Bed bugs are one of the most dreaded pests for home owners and property managers, and the number of infestations seems to grow every year. Despite this, there are still several myths concerning bed bugs that we frequently encounter. Not knowing the difference between fact and fiction can be an expensive and uncomfortable mistake, so make sure to read up on these common misconceptions about bed bugs!

MYTH: Bed bugs are a result of unsanitary conditions in the home or apartment.

FACT: Bed bug infestations have nothing to do with the cleanliness of the home or the people living there. While cleaning up excessive clutter and frequent vacuuming can prevent largescale infestations, the truth is that bed bugs don’t discriminate. Infestations can happen anywhere.

MYTH: The only way I can tell if I have bed bugs is if I am bitten; they’re too small for me to see.

FACT: Regularly inspecting your room is a good way to avoid a full-blown infestation, because adults, nymphs, and eggs are all visible to the naked eye. Adult bed bugs are about the size, shape, and color of an apple seed. They are oval shaped, flat, and about 1/4 inch in length. Nymphs are translucent and are about the size of a pinhead. Eggs are the size, shape, and color of a half grain of rice. Additionally, most people don’t actually show signs of bites, and for those who exhibit symptoms it can take two to four weeks for them to appear.

MYTH: Bed bugs only come out in the dark, sleeping with the light on will prevent me from getting bitten.

FACT: Bed bugs activity level has nothing to do with the amount of light in a room. Instead, bed bugs adapt their activity level to the schedule of the host to amplify their feeding time. For example, the bed bugs present in someone’s home who works third shift will be active during the day and inactive at night, while the opposite would be true for someone who works first shift.

MYTH: Bed bugs only live on beds, throwing out my bed will get rid of the problem.

FACT: Their name is a bit deceiving, as bed bugs live and hide in a wide variety of places besides mattresses and linens. These places include spaces behind wood trim, inside electrical boxes, in floors, and behind wallpaper. A new bed would likely be re-infested within a day. In fact, a major cause of the spread of bed bugs is the movement of infested furniture without a heavy gauge plastic encasement, and bed bugs frequently re-infest buildings through tenants bringing in used furniture that had been thrown out.

MYTH: Once I have bed bugs, I might as well throw out all of my furniture and belongings.

FACT: Almost everything can be salvaged. Most furniture and clothing can be treated.

MYTH: Bed bugs spread diseases.

FACT: While they are a huge nuisance, causing itchiness, irritation, and a loss of sleep, bed bugs are not known to spread disease.

Because bed bugs feed on blood, there’s a common belief they can transmit disease just like mosquitoes and ticks can. This partially stems from the belief mosquitoes and ticks can inject blood from other victims into new victims. But that’s not how it works. In fact, a mosquito can get the malaria parasite in their system from feeding on someone who has the virus, but the virus lives in the mosquito’s saliva. When the mosquito injects the anti-coagulant to feed on the blood, the saliva itself transmits the disease.

Bed bugs tend to have a very confined area in which they feed. They don’t have wings, so they don’t fly all over the neighborhood feasting on other people and risking catching a virus or disease. Thus, bed bugs are not known to transmit diseases like other blood-sucking insects. The biggest problem they inflict upon people is psychological in nature. Being feasted upon at night is something that disturbs most people and can cause loss of sleep.
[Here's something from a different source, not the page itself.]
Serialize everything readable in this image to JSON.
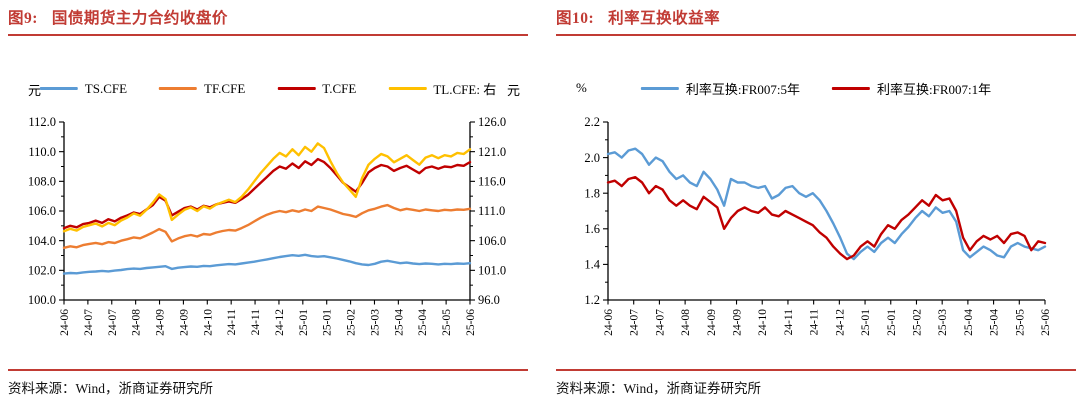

All that being said, scratching bed bug bites does increase the possibility of putting bacteria from dirty fingernails into the wound, but the risk is minimal.

MYTH: If I am being bitten in my bed, sleeping in a different room of my house will offer some relief or will leave the bed bugs without a food source.

FACT: Bed bugs will follow their food source, and this would just result in spreading the infestation to more rooms of your home, making treatment more difficult. They are likely living or hiding in belongings that you would take to the new room as well, or they can migrate on their own. Alternatively, bed bugs can go into a dormant state and live up to nine months without feeding, only to reemerge when you reenter the room.

MYTH: I can take care of the problem with over the counter products.

FACT: We strongly recommend not using a DIY treatment. Nearly 90% of bed bugs are genetically resistant to common household insecticides. Only professionals can access the products and training necessary to control bed bugs, and an over-the-counter insecticide could cause the bed bugs to disperse to multiple rooms, making effective treatment more difficult.

MYTH: Once I’ve gotten the infestation treated, I’m in the clear.

FACT: Bed bugs can re-infest a building just like the original infestation. You still need to remain vigilant and frequently inspect critical areas. As with other pest issues, it is extremely beneficial to be as proactive as possible and contact a pest control professional as soon as possible.